Anna and Ben sit down to investigate the rebellious origins of BBS Productions’ film Five Easy Pieces. While not actually a comedy, they examine it as a forerunner of Nicholson’s manic performances and an extension of Rafelson’s work with The Monkees, and then delve into trivia surrounding the classical music featured in the soundtrack.
Sources and References:
Rafelson’s 1968 film Head was released on DVD by Rhino records, but is out of print, and by Criterion, but only as part of the America: Lost and Found boxed set. So Ben watched a bootleg of the film on YouTube to better approximate his collegiate VHS experience of falling asleep during the film. He’s sorry for the piracy. Please release it as a standalone disc, Criterion.

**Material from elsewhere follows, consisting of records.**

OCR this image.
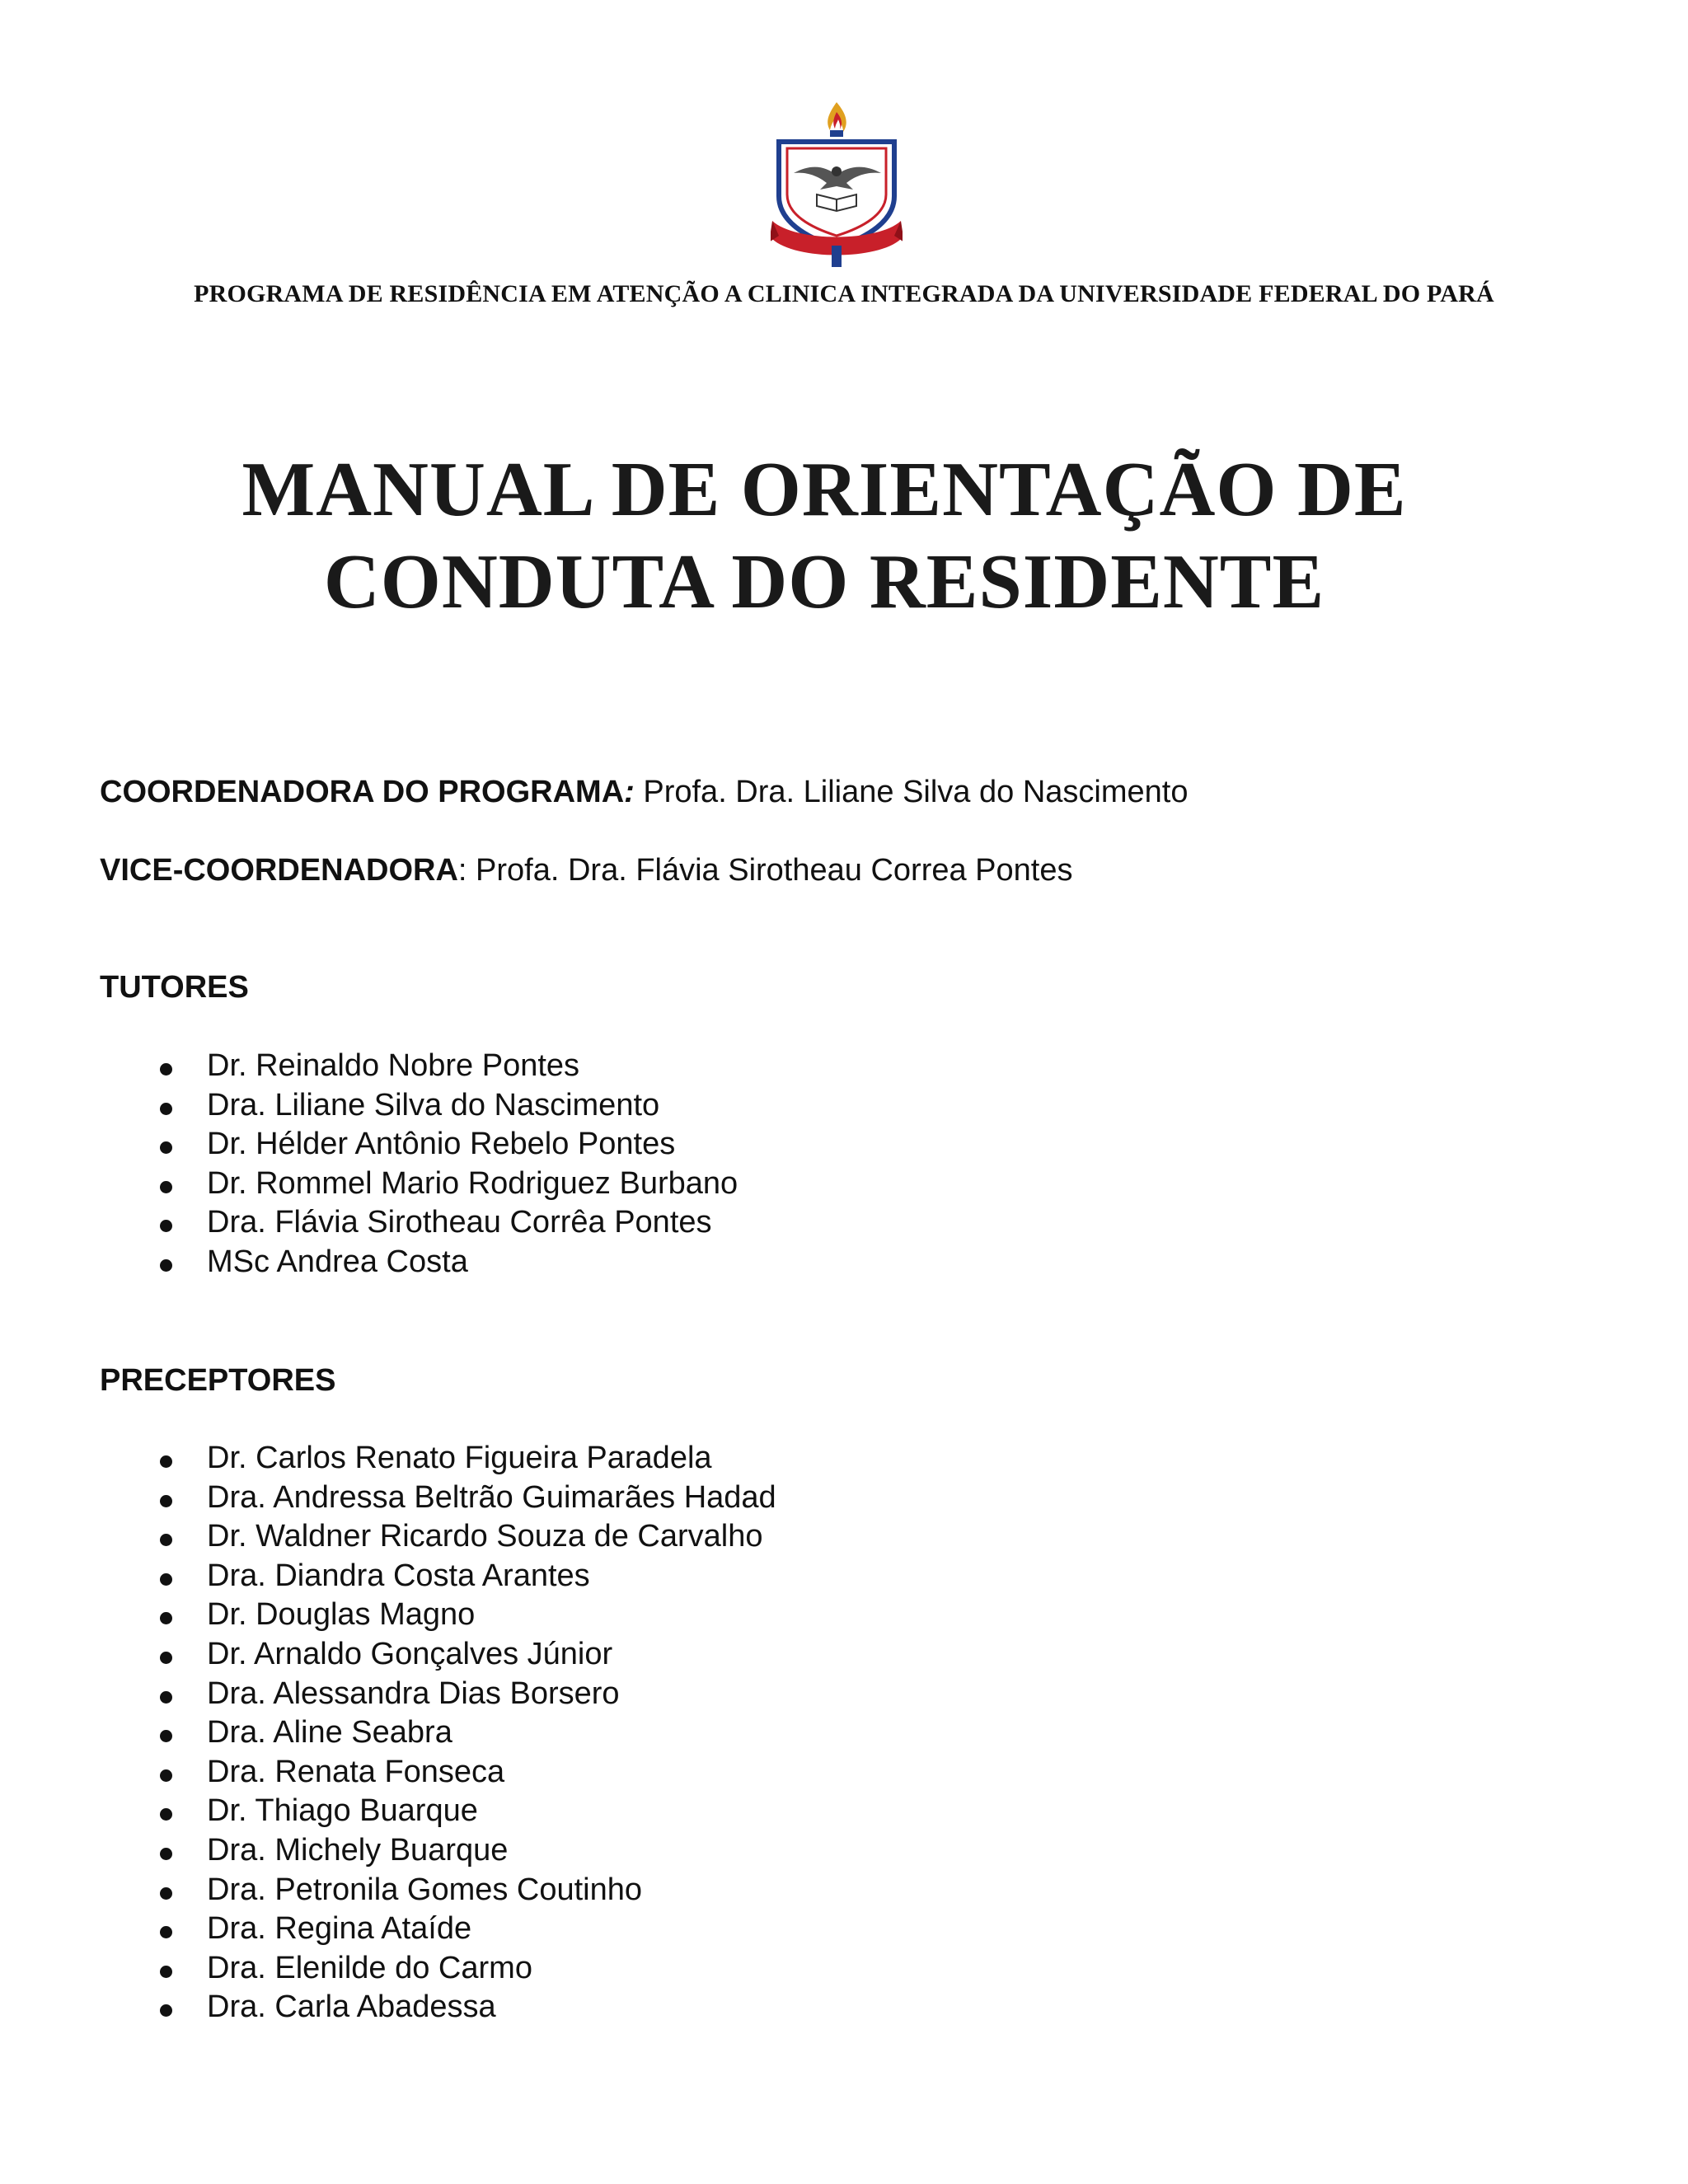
PROGRAMA DE RESIDÊNCIA EM ATENÇÃO A CLINICA INTEGRADA DA UNIVERSIDADE FEDERAL DO PARÁ
MANUAL DE ORIENTAÇÃO DE
CONDUTA DO RESIDENTE
COORDENADORA DO PROGRAMA: Profa. Dra. Liliane Silva do Nascimento
VICE-COORDENADORA: Profa. Dra. Flávia Sirotheau Correa Pontes
TUTORES
Dr. Reinaldo Nobre Pontes
Dra. Liliane Silva do Nascimento
Dr. Hélder Antônio Rebelo Pontes
Dr. Rommel Mario Rodriguez Burbano
Dra. Flávia Sirotheau Corrêa Pontes
MSc Andrea Costa
PRECEPTORES
Dr. Carlos Renato Figueira Paradela
Dra. Andressa Beltrão Guimarães Hadad
Dr. Waldner Ricardo Souza de Carvalho
Dra. Diandra Costa Arantes
Dr. Douglas Magno
Dr. Arnaldo Gonçalves Júnior
Dra. Alessandra Dias Borsero
Dra. Aline Seabra
Dra. Renata Fonseca
Dr. Thiago Buarque
Dra. Michely Buarque
Dra. Petronila Gomes Coutinho
Dra. Regina Ataíde
Dra. Elenilde do Carmo
Dra. Carla Abadessa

In addition to reading the first four chapters of Easy Riders, Raging Bulls by Peter Biskind, other context on Bob Rafelson and BBS Productions came from:
• The Criterion Collection
• The Dissolve
• Esquire Magazine
• The You Must Remember This podcast
The interview with Rafelson in the October 24, 1970 issue of The New Yorker is available online to subscribers.
The main articles that Ben consulted about Carole Eastman were her obituary in the LA Times and a thorough piece in Film Comment examining her relative invisibility in Hollywood. And Lisa Janssen did some digging into Eastman’s modeling career at Please Kill Me.
Two versions of the script were readily available online: an “undated, unspecified draft” at DailyScript which contains the opening montage of the Dupea family performances and the death of Bobby’s mother, and what is listed as the October 20, 1969 final draft shooting script embedded in an article with some lovely behind-the-scenes photographs at Cinephilia & Beyond.
The review Anna found by Scott Nye is located on the Battleship Pretension website. Roger Ebert’s initial contemporaneous review of Five Easy Pieces where he so casually refers to Sally Struthers’ character of Betty as a “slut” is on the Roger Ebert website.
Much of the trivia about and identification of the classical performances in Five Easy Pieces came from it’s Wikipedia page and the subsequent links to articles about the Mozart and Beethoven pieces. The list of possibly incomplete appearances of Beethoven’s 3rd symphony in film was provided by the Naxos website.
The background music for the quiz is neither Beethoven’s Eroica nor Einstein’s “Mozart’s Eroica“, but the Rondo from Mozart’s piano concerto number 20.